Dr. Özcan Kars


Can’ın Özünden-27 / İçsel Bakış-11/ Kentlileşmek

“Kentlileşmek ya da kentlileşememek” işte bütün mesele bu… “İşte öyle bir şey” şarkısını hatırlıyor musunuz? Kişisel gelişiyoruz da; bunun “özüme hayrı ne? (yazarken de şive vurgusu yapılabilseydi keşke)” Kentte olmak ve yaşamak, kentlilik bilinci ve davranışı gerektirir. 



İŞTE ÖYLE BİR ŞEY

Seni düşündüm dün akşam yine
Sonsuz bir umut doldu içime
Bir de kendimi düşündüm sonra
Bir garip duygu çöktü omzuma

Hani ıssız bir yoldan geçerken
Hani bir korku duyar da insan
Hani bir şarkı söyler içinden
İşte öyle bir şey

(Nakarat)

Hani eski bir resme bakarken
Hani yılları sayar da insan
Hani gözleri dolar ya birden
İşte öyle bir şey

Hani eski bir resme bakarken
Hani yılları sayar da insan
Hani gözleri dolar ya birden
İşte öyle bir şey
İşte öyle bir şey
Seni düşündüm dün akşam yine
Sonsuz bir huzur doldu kalbime
Bir de kendimi düşündüm sonra
Bir garip bir duygu çöktü omzuma

Hani yıldızlar yanıp sönerken
Hani bir yıldız kayar da insan
Hani bir telaş duyar ya birden
İşte öyle bir şey

Nakarat

Hani bir yağmur yağar da bazen
Hani gök gürler ya arkasından
Hani şimşekler çakar peşinden
İşte öyle bir şey

Nakarat

İşte öyle bir şey
İşte öyle bir şey
 

Bizler bu şarkıyı Erol Evgin’den duyduk ve 40 yaş üstü iyi hatırlar bence. Bestesi, Melih Kibar’a ait.
...
Göçmenlik ruhumuzda olsa da... Yaşadığımız şehre uyum sağlamamız lazım. Şehirlileşmek/ kentlileşmek lazım...
Kentlilik deyince beni “tuzu kuru” 7 göbekten şehirli saymayın. Atalarımız Ahıska’dan (muhtemelen, çünkü nüfus kayıtları yanmış) Artvin’e göçmüş. Artvin’den Tokat’a, oradan Ankara’ya. Demem o ki, göçmen ruhu Anadoluda yaşayan her ailede az ya da çok vardır.

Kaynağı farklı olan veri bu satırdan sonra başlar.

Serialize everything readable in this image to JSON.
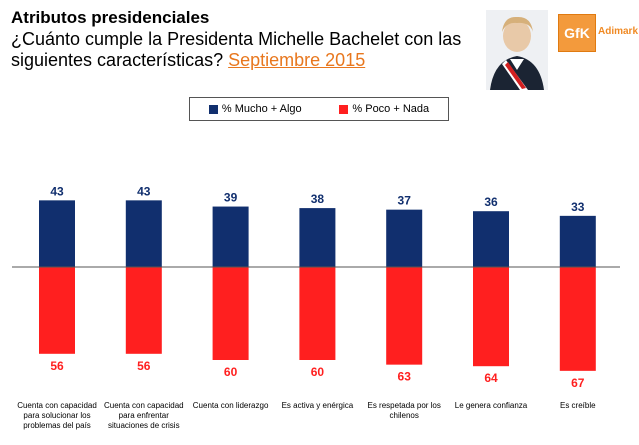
{
  "header": {
    "title": "Atributos presidenciales",
    "subtitle": "¿Cuánto cumple la Presidenta Michelle Bachelet con las siguientes características?",
    "date": "Septiembre 2015"
  },
  "logo": {
    "mark": "GfK",
    "name": "Adimark"
  },
  "colors": {
    "positive": "#112f6e",
    "negative": "#ff1f1f",
    "accent": "#e8771e"
  },
  "chart_data": {
    "type": "bar",
    "categories": [
      "Cuenta con capacidad para solucionar los problemas del país",
      "Cuenta con capacidad para enfrentar situaciones de crisis",
      "Cuenta con liderazgo",
      "Es activa y enérgica",
      "Es respetada por los chilenos",
      "Le genera confianza",
      "Es creíble"
    ],
    "category_lines": [
      [
        "Cuenta con capacidad",
        "para solucionar los",
        "problemas del país"
      ],
      [
        "Cuenta con capacidad",
        "para enfrentar",
        "situaciones de crisis"
      ],
      [
        "Cuenta con liderazgo"
      ],
      [
        "Es activa y enérgica"
      ],
      [
        "Es respetada por los",
        "chilenos"
      ],
      [
        "Le genera confianza"
      ],
      [
        "Es creíble"
      ]
    ],
    "series": [
      {
        "name": "% Mucho + Algo",
        "values": [
          43,
          43,
          39,
          38,
          37,
          36,
          33
        ],
        "color": "#112f6e",
        "direction": "up"
      },
      {
        "name": "% Poco + Nada",
        "values": [
          56,
          56,
          60,
          60,
          63,
          64,
          67
        ],
        "color": "#ff1f1f",
        "direction": "down"
      }
    ],
    "legend_position": "top-center",
    "grid": false
  }
}
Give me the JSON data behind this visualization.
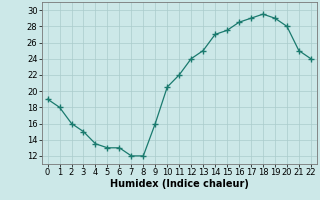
{
  "x": [
    0,
    1,
    2,
    3,
    4,
    5,
    6,
    7,
    8,
    9,
    10,
    11,
    12,
    13,
    14,
    15,
    16,
    17,
    18,
    19,
    20,
    21,
    22
  ],
  "y": [
    19,
    18,
    16,
    15,
    13.5,
    13,
    13,
    12,
    12,
    16,
    20.5,
    22,
    24,
    25,
    27,
    27.5,
    28.5,
    29,
    29.5,
    29,
    28,
    25,
    24
  ],
  "line_color": "#1a7a6e",
  "marker": "+",
  "marker_size": 4,
  "bg_color": "#cce8e8",
  "grid_color": "#aacccc",
  "xlabel": "Humidex (Indice chaleur)",
  "xlim": [
    -0.5,
    22.5
  ],
  "ylim": [
    11,
    31
  ],
  "yticks": [
    12,
    14,
    16,
    18,
    20,
    22,
    24,
    26,
    28,
    30
  ],
  "xticks": [
    0,
    1,
    2,
    3,
    4,
    5,
    6,
    7,
    8,
    9,
    10,
    11,
    12,
    13,
    14,
    15,
    16,
    17,
    18,
    19,
    20,
    21,
    22
  ],
  "label_fontsize": 7,
  "tick_fontsize": 6
}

Göç ve göçmen ruhunun toplum üzerine etkisini belki bir gün “pazartesi yazısında” ele alırım. Bugün kentlere sıkışmış bireyin “kişisel gelişim” için yanıp tutuştuğu bir dönemde, kişisel gelişim kurallarının toplumsal yaşama neden yansımadığını kişisel gözlemlerime dayanarak aktarmaya çalışacağım.
Türkiye genelinde nüfusun % 84'ü kentlerde yaşıyor. Yaklaşık 16 milyon hane var. Her hanede göçün derin izleri mevcut. Ama halen kentlerde yaşayanlar kente uyum sağlayabildiler mi? Yoksa kentleri geldikleri kırsala benzetmek için inatla direniyorlar mı? İnsanoğlu şehirleri geldikleri kırsal gibi daha yeşil ve çevreci bir ortama çevirebilselerdi keşke…
...
Bu yazının ilham kaynağı; sıradan günlük şehir içi metro seyahatlerimden, yakın dönem gözlemlerim:
Kentte olmak ve yaşamak, kentlilik bilinci ve davranışı gerektirir.
Pek çok metro istasyonunda ve kutsal tüketim tapınakları AVMlerde yürüyen merdivenler var. Yürüyen merdivenler yürümenize engel değil. 
• Çoğu zaman yürüyen merdivende ilerlemek, yetişmek için yürürken, sanki yanlış bir şey yapıyormuşum gibi her yaştan homurdananlar duyuyorum. "Kardeşim madem yürüyeceksin, merdivenden yürü" (Ben sizi görüyorum "yürüyen merdiven yürümez"  olunca nasıl da homurdandığınızı)...
Oysa metro kuralları diye birşey var, yürüyen merdivenin sol tarafı emniyet şeridi gibi boş bırakılmalı ya da acelesi olanlara, yürümek isteyenlerin hareketine bırakılmalı.
• İkinci husus, toplu taşıma araçlarında, bacaklarını birleştirmeyi başaramayan ya da inadına “V” şeklinde bacaklarını açıp "mabadını yayarak oturan" hemcinslerime...
Arkadaş tamam anladık "içindeki öküze oha" diyemiyorsun da, yanında oturan kızkardeşin, annen olsa senin etlerini "çimdirerek" çürütmez mi? (Afedersiniz ama bu arkadaşları kim yetiştirdi?!!!)
• Toplu taşıma araçlarında yüksek sesle konuşanlar mı dersiniz, genç kızla genç erkeklerin, bizim kuşağın yüzünün kızarmasına neden olacak kadar tensel temasları, birbirlerine karşı gösterdikleri “sevginin” dışa vuran yansımaları…
• Aynı yerden gelen kişilerin (maçtan, okuldan, dersaneden vb) sanki o vagonda kendilerinden başka kimse yokmuşçasına, bağırıp çağırmaları, o “kakafoni” içerisinde vagonun bir ucundan diğerine “yürek parçalayan seslenişleri”… 
...
Adab-ı Muaşeret Kurallarından özellikle toplu taşıma araçlarındaki kuralları hatırlatmak istedim...
* Yolculuk esnasında yüksek sesle konuşmak, yolcuları ve şoförü rahatsız ve meşgul etmek yasaktır.
* Yolcular, yolculuk esnasında araçlarda bulunan oturma yerlerine oturmaları veya ayakta kalan yolcular ise tutacakları tutmaları gerekmektedir.
* Araç seyir halinde iken şoförden hiçbir şekilde bilgi alınmaz ve konuşulmaz.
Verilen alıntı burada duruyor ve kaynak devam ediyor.